La modalità con cui, all'arrivo dei playoff, si ritirava dai social e "spegneva" temporaneamente i canali con cui interagisce quotidianamente con decine di milioni di tifosi aveva un nome: "Zero Dark Thirty-23". "Ma quest'anno non posso permettermelo: i social mi servono per restare in contatto ogni giorno con la mia famiglia", spiega la superstar gialloviola
Il nome da lui coniato — adattandolo dal film di Kathryn Bigelow sull’uccisione di Osama Bin Laden — era diventato ormai leggendario: “Zero Dark Thirty-23”. Così LeBron James negli ultimi anni ha sempre etichettato la sua decisione di “spegnere” i suoi canali social durante i playoff per concentrarsi al 100% sul campo e sulla sua missione sportiva, senza distrazioni. Non quest’anno però. “Non posso permettermelo — ha spiegato — perché mi consentiranno di restare in contatto con la mia famiglia su base quotidiana”, ha spiegato il n°23 dei Lakers dalla bolla di Orlando. “Specialmente con tutto quello che è successo nel 2020, non posso perdere contatto con mia madre e con i miei cari”. La motivazione può anche essere legata al ruolo sempre più prominente di James come leader nel dibattito sulle tematiche sociali e razziali che vede coinvolti molti giocatori NBA: 13 degli ultimi 27 post pubblicati dal n°23 dei Lakers su Instagram (che raggiungono quasi 70 milioni di follower) hanno avuto per oggetto temi di giustizia sociale. A sentire lui, però, è più il LeBron figlio/marito/padre che quello attivista a dettare la decisione di non interrompere la sua presenza sui social a partire dal prossimo 17 agosto: “Leadership e altri tipi comunicazione possono essere portati avanti anche attraverso i social, e ho sempre avuto grande controllo su queste aree — ha spiegato — ma quello che non si può replicare, neppure con i social, è la presenza fisica e il tempo passato assieme in famiglia, coi tuoi figli, giocando ai videogame o allenandoti con loro. Questo non può essere replicato, e io per i prossimi mesi non ci sarò, non sarò a casa con loro”.

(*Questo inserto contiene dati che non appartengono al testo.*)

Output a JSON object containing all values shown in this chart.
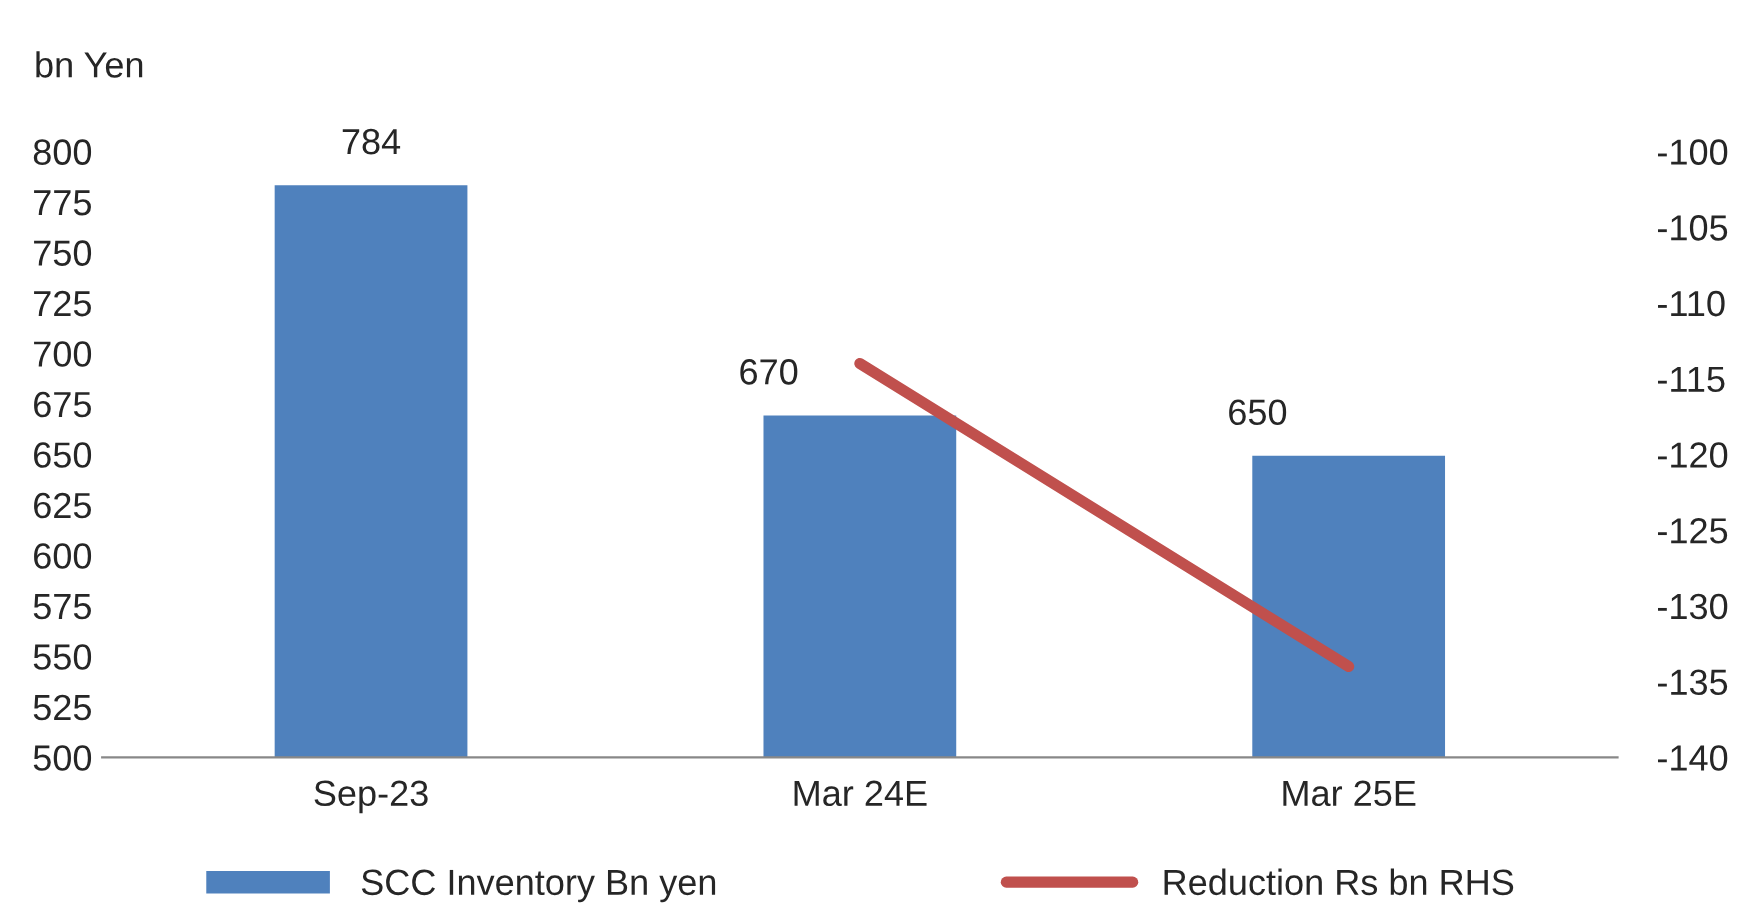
{
  "chart_data": {
    "type": "bar",
    "ylabel": "bn Yen",
    "categories": [
      "Sep-23",
      "Mar 24E",
      "Mar 25E"
    ],
    "series": [
      {
        "name": "SCC Inventory Bn yen",
        "color": "#4f81bd",
        "values": [
          784,
          670,
          650
        ],
        "data_labels": true
      },
      {
        "name": "Reduction Rs bn RHS",
        "type": "line",
        "axis": "y2",
        "color": "#c0504d",
        "values": [
          null,
          -114,
          -134
        ]
      }
    ],
    "ylim": [
      500,
      800
    ],
    "yticks": [
      500,
      525,
      550,
      575,
      600,
      625,
      650,
      675,
      700,
      725,
      750,
      775,
      800
    ],
    "y2lim": [
      -140,
      -100
    ],
    "y2ticks": [
      -140,
      -135,
      -130,
      -125,
      -120,
      -115,
      -110,
      -105,
      -100
    ],
    "legend": "bottom",
    "grid": false
  }
}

Un grazie alla moglie e uno a Steve Jobs
Certo, “gli smartphone aiutano a restare connessi”, ammette LeBron, “e per questo voglio ringraziare Steve Jobs e quelli alla Apple per aver inventato FaceTime, strumento fantastico”. Ma il grazie più grande va alla moglie, “Savannah, l’autentica roccia attorno alla quale è ancorata la nostra vita familiare. Lei è la migliore a occuparsi dei ragazzi e a gestire la vita in casa, per questo non sono assolutamente preoccupato. Anche così, però — conclude James — ti rimane addosso quella sensazione che ti stai perdendo qualcosa, il tempo trascorso con le persone a cui vuoi bene, coi tuoi figli”. A cui magari, anche per questo, LeBron James vuole portare a casa come regalo un altro anello NBA.